Client / worker mismatch is the number-one footgun

Any time you change or rotate a converter, update the WorkflowClient and all workers in coordination. See Wiring it in for the exact options fields. There is no SDK-level check that both sides agree; mismatches surface only at runtime as decode errors.

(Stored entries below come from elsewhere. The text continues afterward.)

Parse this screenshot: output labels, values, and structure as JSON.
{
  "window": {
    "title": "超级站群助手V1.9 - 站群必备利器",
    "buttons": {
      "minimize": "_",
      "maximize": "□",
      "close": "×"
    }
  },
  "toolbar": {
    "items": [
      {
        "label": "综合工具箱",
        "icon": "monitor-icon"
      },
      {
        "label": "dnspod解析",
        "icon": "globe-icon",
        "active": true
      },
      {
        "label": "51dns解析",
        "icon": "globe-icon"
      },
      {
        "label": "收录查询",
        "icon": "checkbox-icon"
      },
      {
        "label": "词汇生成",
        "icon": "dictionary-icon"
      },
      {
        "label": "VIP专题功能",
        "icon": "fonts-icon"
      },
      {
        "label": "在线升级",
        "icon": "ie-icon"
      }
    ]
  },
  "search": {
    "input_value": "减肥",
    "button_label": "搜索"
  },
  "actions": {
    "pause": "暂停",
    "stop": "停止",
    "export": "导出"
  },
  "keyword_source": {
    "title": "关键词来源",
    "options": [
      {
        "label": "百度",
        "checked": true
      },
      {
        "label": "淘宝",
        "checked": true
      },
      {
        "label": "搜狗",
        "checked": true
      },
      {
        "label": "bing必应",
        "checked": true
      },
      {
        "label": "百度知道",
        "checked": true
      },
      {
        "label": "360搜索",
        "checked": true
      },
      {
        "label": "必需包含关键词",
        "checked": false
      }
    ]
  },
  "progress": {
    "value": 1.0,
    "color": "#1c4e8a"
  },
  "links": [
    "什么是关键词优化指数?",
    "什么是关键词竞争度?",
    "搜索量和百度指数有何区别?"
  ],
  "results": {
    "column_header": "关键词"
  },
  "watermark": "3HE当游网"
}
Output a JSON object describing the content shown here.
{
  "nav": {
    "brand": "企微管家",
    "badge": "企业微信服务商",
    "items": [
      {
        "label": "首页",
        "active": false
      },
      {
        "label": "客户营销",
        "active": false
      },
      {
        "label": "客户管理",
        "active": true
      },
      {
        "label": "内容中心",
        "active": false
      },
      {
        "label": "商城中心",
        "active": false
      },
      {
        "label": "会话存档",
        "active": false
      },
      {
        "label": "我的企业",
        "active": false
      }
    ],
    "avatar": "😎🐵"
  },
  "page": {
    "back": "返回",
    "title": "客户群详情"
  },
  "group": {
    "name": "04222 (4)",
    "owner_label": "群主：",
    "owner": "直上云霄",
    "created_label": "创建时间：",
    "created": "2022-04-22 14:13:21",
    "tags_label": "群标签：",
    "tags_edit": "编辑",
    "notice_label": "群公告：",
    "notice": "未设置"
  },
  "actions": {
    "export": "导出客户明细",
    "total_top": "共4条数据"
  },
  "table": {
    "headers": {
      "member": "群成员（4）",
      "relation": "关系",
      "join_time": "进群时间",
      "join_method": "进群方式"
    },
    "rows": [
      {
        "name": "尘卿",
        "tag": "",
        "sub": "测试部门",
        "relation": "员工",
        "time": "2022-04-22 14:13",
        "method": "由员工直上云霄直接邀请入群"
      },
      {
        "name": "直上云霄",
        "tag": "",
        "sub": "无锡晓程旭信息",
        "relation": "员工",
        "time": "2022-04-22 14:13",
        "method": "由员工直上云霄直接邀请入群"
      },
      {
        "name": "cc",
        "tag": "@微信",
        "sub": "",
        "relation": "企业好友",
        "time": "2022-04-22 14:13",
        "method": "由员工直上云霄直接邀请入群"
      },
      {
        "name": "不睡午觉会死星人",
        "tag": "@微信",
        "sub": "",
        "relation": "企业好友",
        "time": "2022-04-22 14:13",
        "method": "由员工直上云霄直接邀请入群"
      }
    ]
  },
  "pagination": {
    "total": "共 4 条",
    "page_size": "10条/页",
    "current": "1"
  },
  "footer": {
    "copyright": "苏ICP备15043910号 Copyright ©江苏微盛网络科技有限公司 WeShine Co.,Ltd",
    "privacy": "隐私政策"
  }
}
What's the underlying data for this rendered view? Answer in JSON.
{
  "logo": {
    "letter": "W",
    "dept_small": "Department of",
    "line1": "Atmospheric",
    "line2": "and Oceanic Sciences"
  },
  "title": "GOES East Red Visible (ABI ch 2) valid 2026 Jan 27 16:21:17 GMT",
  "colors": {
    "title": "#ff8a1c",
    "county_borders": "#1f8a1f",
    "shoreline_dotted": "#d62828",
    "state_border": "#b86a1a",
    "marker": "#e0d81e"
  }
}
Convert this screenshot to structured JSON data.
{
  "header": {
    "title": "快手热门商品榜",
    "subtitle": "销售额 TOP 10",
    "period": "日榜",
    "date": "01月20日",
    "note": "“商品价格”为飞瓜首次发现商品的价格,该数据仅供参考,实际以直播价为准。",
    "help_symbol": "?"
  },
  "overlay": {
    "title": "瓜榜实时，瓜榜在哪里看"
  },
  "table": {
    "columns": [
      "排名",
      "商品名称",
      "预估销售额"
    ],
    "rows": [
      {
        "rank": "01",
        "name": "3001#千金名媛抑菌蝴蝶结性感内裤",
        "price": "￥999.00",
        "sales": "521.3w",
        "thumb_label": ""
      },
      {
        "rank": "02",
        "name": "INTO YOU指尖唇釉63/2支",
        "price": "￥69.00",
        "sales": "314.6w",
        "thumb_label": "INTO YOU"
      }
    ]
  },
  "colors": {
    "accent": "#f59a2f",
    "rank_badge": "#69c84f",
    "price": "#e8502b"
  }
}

What a DataConverter does not protect

Encrypting your payloads does not encrypt everything. The following are separate disclosure surfaces that a DataConverter never touches: search attribute values, memo (which uses the default JSON converter unless you explicitly wrap that path too), application logs, metrics, workflow IDs, run IDs, task list names, and timer durations. Treat each of these as its own data-governance concern.

Per-payload size limits

Cadence enforces a per-payload size limit of approximately 2 MB by default (cluster-configurable). This is the primary motivator for the claim-check pattern. Compression reduces payload size and can delay hitting the limit for moderately large payloads, but it does not remove the constraint; a large enough input will still exceed the limit even after compression. Claim-check removes the constraint entirely by keeping only a fixed-size reference in history.